Dali Mpofu, for the members, rounded off an afternoon of argument by submitting that if the results of just one province were tainted "then surely that must have a ripple effect on democracy".

He asked the court to declare what had happened in the Free State as unlawful and void, and that the PEC be replaced by an interim structure.

This structure would be in office for three months and would "at face value" have the powers of an ordinary PEC, Mpofu submitted.

It would also have to involve elements of both "warring factions".

This would mean it could attend the ANC's elective conference in Mangaung in December.

Earlier, the court heard a denial by the ANC that the group's complaints had been ignored.

The justices asked where in the ANC's submissions they would find evidence of how complaints of manipulation of important branch meetings had been resolved.

"The report [on the complaints] might not suffice, because it does not go into sufficient details, but one gets the scheme of what the complaints were," said ANC counsel Terry Motau SC.

The court heard that the complaints were submitted to ANC secretary-general Gwede Mantashe by Free State provincial secretary Sibongile Besani.

The case being heard by the court was brought by a group led by Free State member Mpho Ramakatsa and five others, who want the PEC dissolved, claiming that the election process at branch level, where it was decided who would go to the provincial conference to vote on the new PEC, was "tainted" with irregularities.

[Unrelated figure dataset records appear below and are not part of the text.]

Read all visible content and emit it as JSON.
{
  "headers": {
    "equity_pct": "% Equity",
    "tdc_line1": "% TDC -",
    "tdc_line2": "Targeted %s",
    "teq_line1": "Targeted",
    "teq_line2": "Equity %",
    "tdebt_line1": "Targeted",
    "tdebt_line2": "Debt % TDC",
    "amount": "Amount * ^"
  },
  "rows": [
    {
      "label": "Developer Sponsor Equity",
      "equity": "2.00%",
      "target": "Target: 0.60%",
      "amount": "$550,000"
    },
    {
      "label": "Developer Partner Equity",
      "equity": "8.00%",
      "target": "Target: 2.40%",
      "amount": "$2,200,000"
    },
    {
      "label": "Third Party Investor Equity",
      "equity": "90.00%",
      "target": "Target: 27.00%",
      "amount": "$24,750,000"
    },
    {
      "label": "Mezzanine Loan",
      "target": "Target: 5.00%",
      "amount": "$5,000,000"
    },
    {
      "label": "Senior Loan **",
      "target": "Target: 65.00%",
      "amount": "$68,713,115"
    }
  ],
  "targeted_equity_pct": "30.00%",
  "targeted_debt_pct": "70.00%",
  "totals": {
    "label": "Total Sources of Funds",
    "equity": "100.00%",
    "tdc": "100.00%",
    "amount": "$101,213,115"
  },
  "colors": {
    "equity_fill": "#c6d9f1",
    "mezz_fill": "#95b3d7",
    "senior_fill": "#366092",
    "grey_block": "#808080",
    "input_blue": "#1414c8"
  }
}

Earlier, the court heard allegations of "parallel branches" being formed, gangsterism and criminal activities to fund the parallel branches, and irregularities with branch audits and attendance registers.

Delegates are chosen from the PEC to attend the ANC's national elective conference in December, where the party's new leadership is chosen.

The matter is being heard on the eve of the ANC's deadline for nominations for its elective conference in Mangaung in December.

Motau said of the 65 examples of complaints given by the applicants, 50 had been addressed.

He said two separate audits were undertaken in the Free State by the ANC. One was before the PEC's election, and another was afterwards, ahead of the national elective conference.

Majel Wessels, counsel for Free State premier Ace Magashule and the PEC, told the court there was nothing to doubt the bona fides of the task team sent to the Free State to investigate the complaints.

Wessels said the team was made up of "very senior and prominent" and "trustworthy" NEC members.

"To have questioned them on exactly what they did would have been humiliating," he said.

The applicants had made allegations, in their court papers, which had not been specifically met or denied, and there was not enough time to go to each branch and check if they had all been addressed.